Sì, certo! È stata molto formativa ed è stato davvero l’inizio della mia carriera. Avevo intrapreso il corso in Accademia sicuro di voler andare a Londra, in qualche teatro del West End. Non sono riuscito ad andarci ma a pensarci ora è stata la mia fortuna, perché ho fatto un’esperienza al Teatro Nazionale di Milano, dove lavoro ancora tutt’ora, a distanza di tre anni. Ho seguito Pretty Woman, Sister Act e Chicago a settembre. Il Teatro Nazionale è stata una scelta ottima per me, perché è il principale ente che in Italia valorizza e fa circolare il musical, l’arte che più ritrovo mia. Ho lavorato anche ad altre produzioni come Priscilla e Aggiungi un posto a tavola, e fra poco inizierò con Il Fantasma dell’Opera grazie a Stage entertainment, una compagnia di produzioni teatrali, soprattutto musical, olandese.
Sappiamo inoltre che lavori attualmente anche al Cirque du Soleil: com’è nata questa opportunità?
Era un mio desiderio da sempre. Quando ho saputo che veniva il Cirque in Italia sapevo che era la mia occasione e ho cercato in tutti i modi di trovare dei contatti per potervi lavorare! Sapevo che si appoggiano, per la produzione in Italia, a Show Bees, un’agenzia che opera a 360° nel settore dello spettacolo e dell’arte e per la quale avevo seguito una produzione di Trockadero agli Arcimboldi. Da lì ho mandato la mia proposta di candidatura e sono stato convocato per un colloquio con l’attuale capo sarta. È stato bellissimo scoprire che ci sono in realtà tantissimi ex allievi di Accademia che lavorano già lì!
È una bellissima esperienza, anche se faticosa.
Di certo non è il classico lavoro da sarto, perché si lavora molto con i props: monto porte, sposto locomotive, movimento cose ingombranti…però si percepisce l’energia fortissima che unisce tutti i professionisti del Cirque, sono davvero una grande famiglia. È incredibile esserci arrivato non avendo mai lavorato prima in un ambiente del genere, ma è la dimostrazione di quanto sia importante crearsi un network e buttarsi, provarci, chiedere, mandare mille curriculum e parlare con le persone dimostrandosi volenterosi.

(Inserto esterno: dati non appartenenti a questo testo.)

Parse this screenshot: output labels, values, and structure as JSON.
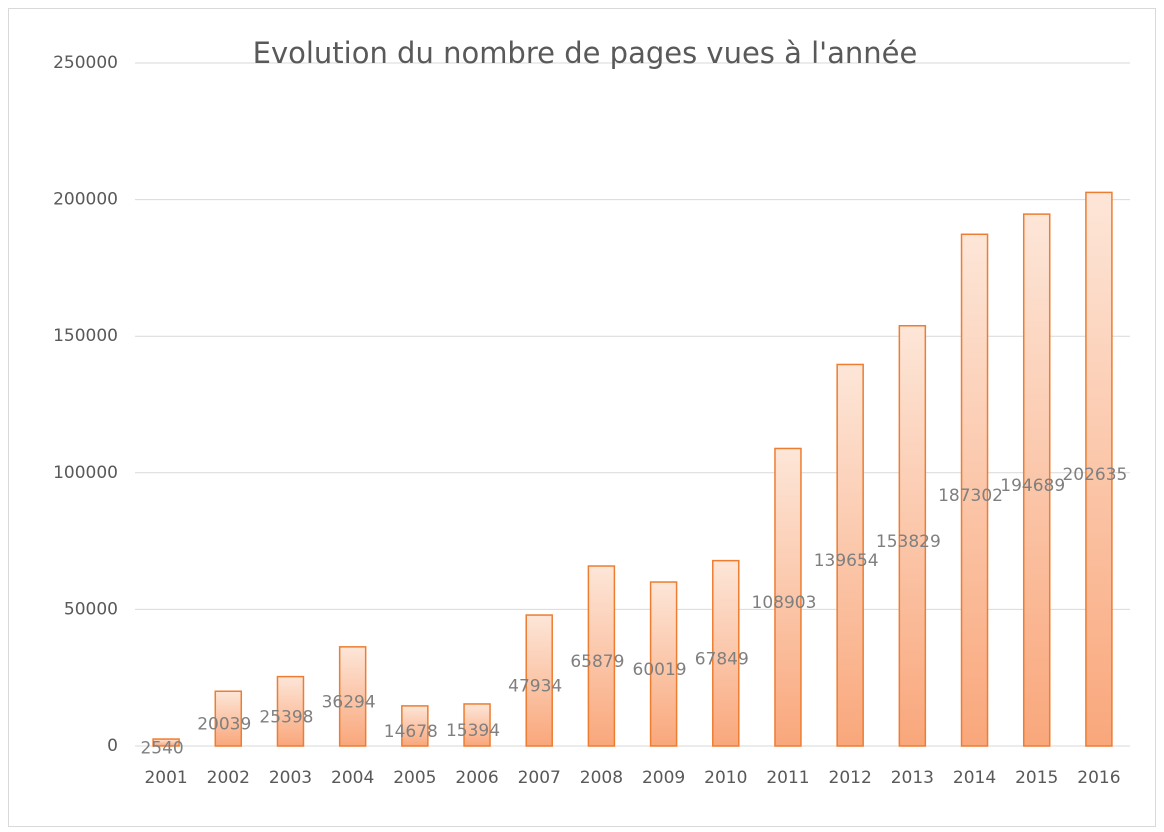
{
  "chart_data": {
    "type": "bar",
    "title": "Evolution du nombre de pages vues à l'année",
    "categories": [
      "2001",
      "2002",
      "2003",
      "2004",
      "2005",
      "2006",
      "2007",
      "2008",
      "2009",
      "2010",
      "2011",
      "2012",
      "2013",
      "2014",
      "2015",
      "2016"
    ],
    "values": [
      2540,
      20039,
      25398,
      36294,
      14678,
      15394,
      47934,
      65879,
      60019,
      67849,
      108903,
      139654,
      153829,
      187302,
      194689,
      202635
    ],
    "color": "#ed7d31",
    "ylim": [
      0,
      250000
    ],
    "yticks": [
      0,
      50000,
      100000,
      150000,
      200000,
      250000
    ],
    "grid": true
  }
}
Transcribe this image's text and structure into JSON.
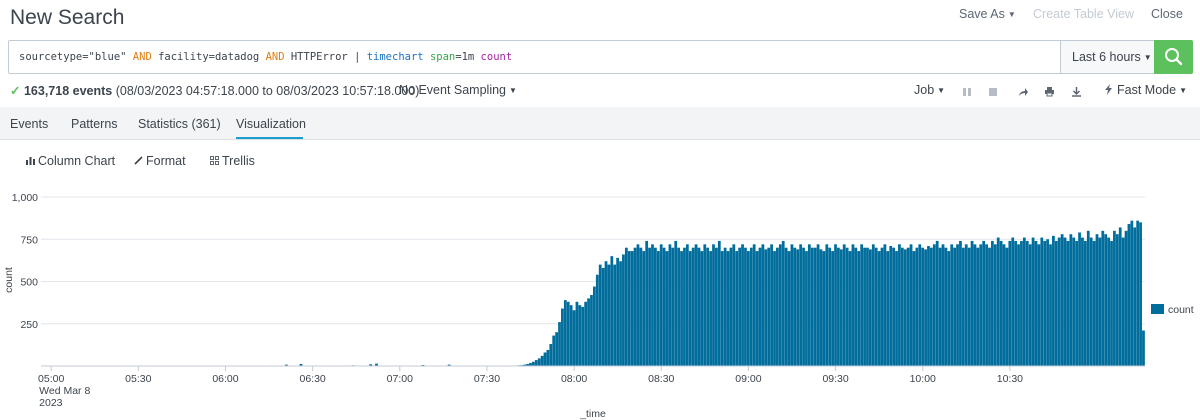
{
  "header": {
    "title": "New Search",
    "save_as": "Save As",
    "create_table_view": "Create Table View",
    "close": "Close"
  },
  "search": {
    "query_parts": {
      "p1": "sourcetype=\"blue\" ",
      "and1": "AND",
      "p2": " facility=datadog ",
      "and2": "AND",
      "p3": " HTTPError | ",
      "cmd": "timechart",
      "p4": " ",
      "arg": "span",
      "p5": "=1m ",
      "fn": "count"
    },
    "time_range": "Last 6 hours",
    "search_icon": "magnifier-icon"
  },
  "status": {
    "check": "✓",
    "event_count": "163,718 events",
    "range": "(08/03/2023 04:57:18.000 to 08/03/2023 10:57:18.000)",
    "sampling": "No Event Sampling",
    "job": "Job",
    "mode": "Fast Mode",
    "icons": [
      "pause-icon",
      "stop-icon",
      "share-icon",
      "print-icon",
      "export-icon",
      "bolt-icon"
    ]
  },
  "tabs": [
    {
      "label": "Events"
    },
    {
      "label": "Patterns"
    },
    {
      "label": "Statistics (361)"
    },
    {
      "label": "Visualization",
      "active": true
    }
  ],
  "viz_toolbar": {
    "column_chart": "Column Chart",
    "format": "Format",
    "trellis": "Trellis"
  },
  "colors": {
    "bar": "#006d9c",
    "search_button": "#5cc05c",
    "tab_underline": "#1a9cce"
  },
  "chart_data": {
    "type": "bar",
    "ylabel": "count",
    "xlabel": "_time",
    "ylim": [
      0,
      1000
    ],
    "yticks": [
      "1,000",
      "750",
      "500",
      "250"
    ],
    "ytick_values": [
      1000,
      750,
      500,
      250
    ],
    "xticks": [
      {
        "minute": 3,
        "label": "05:00",
        "sub1": "Wed Mar 8",
        "sub2": "2023"
      },
      {
        "minute": 33,
        "label": "05:30"
      },
      {
        "minute": 63,
        "label": "06:00"
      },
      {
        "minute": 93,
        "label": "06:30"
      },
      {
        "minute": 123,
        "label": "07:00"
      },
      {
        "minute": 153,
        "label": "07:30"
      },
      {
        "minute": 183,
        "label": "08:00"
      },
      {
        "minute": 213,
        "label": "08:30"
      },
      {
        "minute": 243,
        "label": "09:00"
      },
      {
        "minute": 273,
        "label": "09:30"
      },
      {
        "minute": 303,
        "label": "10:00"
      },
      {
        "minute": 333,
        "label": "10:30"
      }
    ],
    "legend": {
      "label": "count",
      "position": "right"
    },
    "series": [
      {
        "name": "count",
        "values": [
          0,
          0,
          0,
          0,
          0,
          0,
          0,
          0,
          0,
          0,
          0,
          0,
          0,
          0,
          0,
          0,
          0,
          0,
          0,
          0,
          0,
          0,
          0,
          0,
          0,
          0,
          0,
          0,
          0,
          0,
          0,
          0,
          0,
          0,
          0,
          0,
          0,
          0,
          0,
          0,
          0,
          0,
          0,
          0,
          0,
          0,
          0,
          0,
          0,
          0,
          0,
          0,
          0,
          0,
          0,
          0,
          0,
          0,
          0,
          0,
          0,
          0,
          0,
          0,
          0,
          0,
          0,
          0,
          0,
          0,
          0,
          0,
          0,
          0,
          0,
          0,
          0,
          0,
          0,
          0,
          0,
          0,
          0,
          0,
          8,
          0,
          0,
          0,
          0,
          12,
          0,
          0,
          0,
          0,
          0,
          0,
          0,
          0,
          0,
          0,
          0,
          0,
          0,
          0,
          0,
          0,
          0,
          4,
          0,
          0,
          0,
          0,
          0,
          10,
          0,
          14,
          0,
          0,
          0,
          0,
          0,
          0,
          0,
          0,
          0,
          0,
          0,
          0,
          0,
          0,
          0,
          6,
          0,
          0,
          0,
          0,
          0,
          0,
          0,
          0,
          8,
          0,
          0,
          0,
          0,
          0,
          0,
          0,
          0,
          0,
          0,
          0,
          0,
          0,
          0,
          0,
          0,
          0,
          0,
          0,
          0,
          0,
          0,
          3,
          4,
          5,
          8,
          12,
          18,
          25,
          35,
          45,
          60,
          80,
          95,
          130,
          180,
          200,
          260,
          340,
          390,
          380,
          360,
          330,
          380,
          360,
          350,
          380,
          400,
          420,
          470,
          540,
          600,
          580,
          620,
          600,
          650,
          600,
          640,
          620,
          660,
          700,
          680,
          680,
          700,
          720,
          700,
          680,
          740,
          700,
          720,
          700,
          680,
          720,
          700,
          680,
          720,
          700,
          740,
          700,
          680,
          700,
          720,
          680,
          700,
          720,
          700,
          680,
          720,
          700,
          680,
          720,
          700,
          740,
          680,
          700,
          680,
          700,
          720,
          680,
          700,
          720,
          700,
          680,
          700,
          720,
          680,
          700,
          720,
          690,
          700,
          720,
          680,
          700,
          720,
          740,
          700,
          680,
          720,
          700,
          690,
          720,
          700,
          680,
          720,
          700,
          700,
          720,
          690,
          680,
          720,
          700,
          680,
          720,
          700,
          690,
          720,
          700,
          680,
          720,
          700,
          680,
          720,
          700,
          700,
          690,
          720,
          700,
          680,
          700,
          720,
          680,
          710,
          700,
          680,
          720,
          700,
          690,
          700,
          720,
          680,
          700,
          720,
          700,
          690,
          710,
          700,
          720,
          740,
          700,
          720,
          700,
          680,
          720,
          700,
          720,
          740,
          700,
          720,
          700,
          740,
          720,
          700,
          720,
          740,
          720,
          700,
          740,
          720,
          760,
          740,
          720,
          700,
          740,
          760,
          740,
          720,
          740,
          760,
          740,
          720,
          760,
          740,
          720,
          760,
          740,
          750,
          720,
          770,
          740,
          760,
          780,
          760,
          740,
          780,
          760,
          740,
          790,
          760,
          740,
          800,
          760,
          740,
          780,
          760,
          800,
          780,
          760,
          740,
          800,
          780,
          820,
          760,
          800,
          840,
          860,
          820,
          860,
          850,
          210
        ]
      }
    ]
  }
}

In Italia c’è un’idea molto forte del mestiere artigianale e del concetto di “Made in Italy”, ma secondo te il mestiere del sarto viene poi veramente valorizzato con le adeguate possibilità e spazi?
Purtroppo è vero che a volte il mestiere del sarto, come altri, non viene apprezzato né valorizzato adeguatamente. Questo perché a volte operiamo in ambienti dove non ci sono le condizioni per lavorare in maniera ottimale: tanto impegno, poche risorse, poco budget, deadlines non adatte alla mole di lavoro… ma lo spettacolo deve andare in scena e noi ci mettiamo il cuore e ci teniamo a produrre lavori validi. Fondamentalmente questa situazione ti insegna ad arrangiarti e a fare il meglio con il poco che hai a disposizione. Io credo che principalmente il mondo dello spettacolo vada avanti perché fatto da tecnici, staff e persone dietro le quinte altamente motivati e che amano profondamente quello che fanno. È un settore che forse più di altri richiede la prerogativa di essere appassionati.
Qual è il segreto per svolgere bene il tuo lavoro?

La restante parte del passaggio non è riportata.